Unusually for Afridi, he batted for 34 balls without clearing the ropes once. This was a reflection of a tricky pitch, which offered appreciable turn and some variation in pace. But he still managed to cudgel 51 runs – his first half-century in all international cricket for 28 innings.
Pakistan’s total of 149 for four might not sound like much. But given he difficulty of the conditions, South Africa knew they would have to make a fast start, because the middle-overs were going to be testing against the spinners.
In fact, they only got to the end of the sixth over before Afridi came on and rattled one straight through Herschelle Gibbs’s defences. In the next over he persuaded AB de Villiers, South Africa’s most dangerous batsman to drag one onto his stumps. And when he had finished, with figures of 4-0-16-2.
All the pre-publicity for this match had painted it as a conflict between art and science, method and improvisation, with South Africa providing the rigour and Pakistan the unpredictable inspiration.Yet Younis Khan’s team showed that they are more than just a talented bunch of sloggers.
Pakistan controlled their innings to the finest detail. Younis said before the match that 150 would be a decent total to set, and that was precisely what happened.
The first four overs of the game were the most frenetic, as the openers went off like a pair of shaken-up coke cans. In Shahzaib Hasan’s case, the eruption didn’t last long: he skied an attempted pull to mid-on off the second ball he faced.
At the other end, Kamran Akmal did manage to disturb Wayne Parnell’s calm, taking 14 runs off his first over. But Akmal hooked a catch straight up in the air.
Pakistan now sent in Shoaib Malik to stabilise the innings – a task he achieved rather too well, if such a thing is possible, by collecting only 13 runs off his first 21 balls.
The scoring rate would have got completely bogged down if they hadn’t had Afridi unfurling some of his trademark muscle shots at the other end. In his best passage of play, Afridi took four boundaries off successive balls from off-spinner Johan Botha.

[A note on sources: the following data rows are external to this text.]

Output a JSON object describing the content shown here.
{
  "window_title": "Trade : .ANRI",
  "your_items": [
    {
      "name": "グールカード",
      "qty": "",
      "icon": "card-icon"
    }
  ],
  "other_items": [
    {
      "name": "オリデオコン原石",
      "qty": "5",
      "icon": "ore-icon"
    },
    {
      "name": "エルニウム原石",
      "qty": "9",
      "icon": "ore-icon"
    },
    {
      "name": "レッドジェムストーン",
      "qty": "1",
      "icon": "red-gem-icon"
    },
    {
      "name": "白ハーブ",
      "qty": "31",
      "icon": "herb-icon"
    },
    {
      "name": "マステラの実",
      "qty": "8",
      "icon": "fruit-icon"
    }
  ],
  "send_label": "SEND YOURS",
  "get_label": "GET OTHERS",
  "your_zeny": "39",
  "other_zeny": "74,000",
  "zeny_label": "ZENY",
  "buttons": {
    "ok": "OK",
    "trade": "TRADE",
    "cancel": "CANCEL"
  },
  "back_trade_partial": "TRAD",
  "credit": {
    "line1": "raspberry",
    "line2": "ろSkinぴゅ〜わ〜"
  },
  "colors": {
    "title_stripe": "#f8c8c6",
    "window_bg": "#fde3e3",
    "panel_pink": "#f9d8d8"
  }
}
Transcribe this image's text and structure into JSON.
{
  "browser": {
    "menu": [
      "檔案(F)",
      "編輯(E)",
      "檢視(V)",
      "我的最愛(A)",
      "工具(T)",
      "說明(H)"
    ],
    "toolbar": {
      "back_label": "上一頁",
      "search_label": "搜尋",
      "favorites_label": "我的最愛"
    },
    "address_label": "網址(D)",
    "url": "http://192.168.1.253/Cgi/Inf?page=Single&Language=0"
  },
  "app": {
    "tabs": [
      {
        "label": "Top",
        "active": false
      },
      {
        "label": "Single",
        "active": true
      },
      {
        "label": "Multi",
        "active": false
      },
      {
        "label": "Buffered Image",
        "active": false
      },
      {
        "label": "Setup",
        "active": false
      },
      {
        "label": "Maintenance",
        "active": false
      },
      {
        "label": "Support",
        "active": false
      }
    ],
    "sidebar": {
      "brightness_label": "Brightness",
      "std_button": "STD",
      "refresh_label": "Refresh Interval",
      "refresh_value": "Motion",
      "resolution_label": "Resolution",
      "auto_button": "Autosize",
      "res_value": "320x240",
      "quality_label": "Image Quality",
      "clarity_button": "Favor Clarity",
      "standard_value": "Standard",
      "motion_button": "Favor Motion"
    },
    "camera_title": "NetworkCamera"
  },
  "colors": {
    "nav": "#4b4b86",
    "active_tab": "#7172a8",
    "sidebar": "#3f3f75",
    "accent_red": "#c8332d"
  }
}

The first three were all virtually identical: lofted drives powered over extra-cover. But the last showed a touch of delicacy, as he opened the face and ran the ball down to third man.
Shahid Afridi won his fourth Man of the Match award – most by a Pakistani player. He was previously at level with Umar Gul with three awards. In fact only Sanath Jayasuriya (6) has won more awards than him in this format of the game.
The 67-run partnership between Afridi and Shoaib Malik is Pakistan’s best for any wicket against South Africa, obliterating the 47-run stand between Kamran Akmal and Mohammad Hafeez for the second wicket at Johannesburg in 2006-07.
Shoaib Malik, on 31, completed his 500 runs in Twenty20 internationals, becoming the second Pakistan after Misbah-ul-Haq and only the fifth batsman overall to do so.
Jacques Kallis (64) became the leading run-scorer in the tournament, taking his aggregate to 238- ahead of Sri Lankan Tillakaratne Dilshan’s tally of 221 runs.
Umar Gul went wicketless for the first time in the tournament. He, in fact, had taken at least a wicket in previous 10 consecutive matches. Saeed Ajmal became the leading wicket-taker in the tournament equalling Umar Gul’s tally.
The victory margin of 7 runs was the narrowest for Pakistan in a T20 international. It was also the narrowest defeat for South Africa against any country.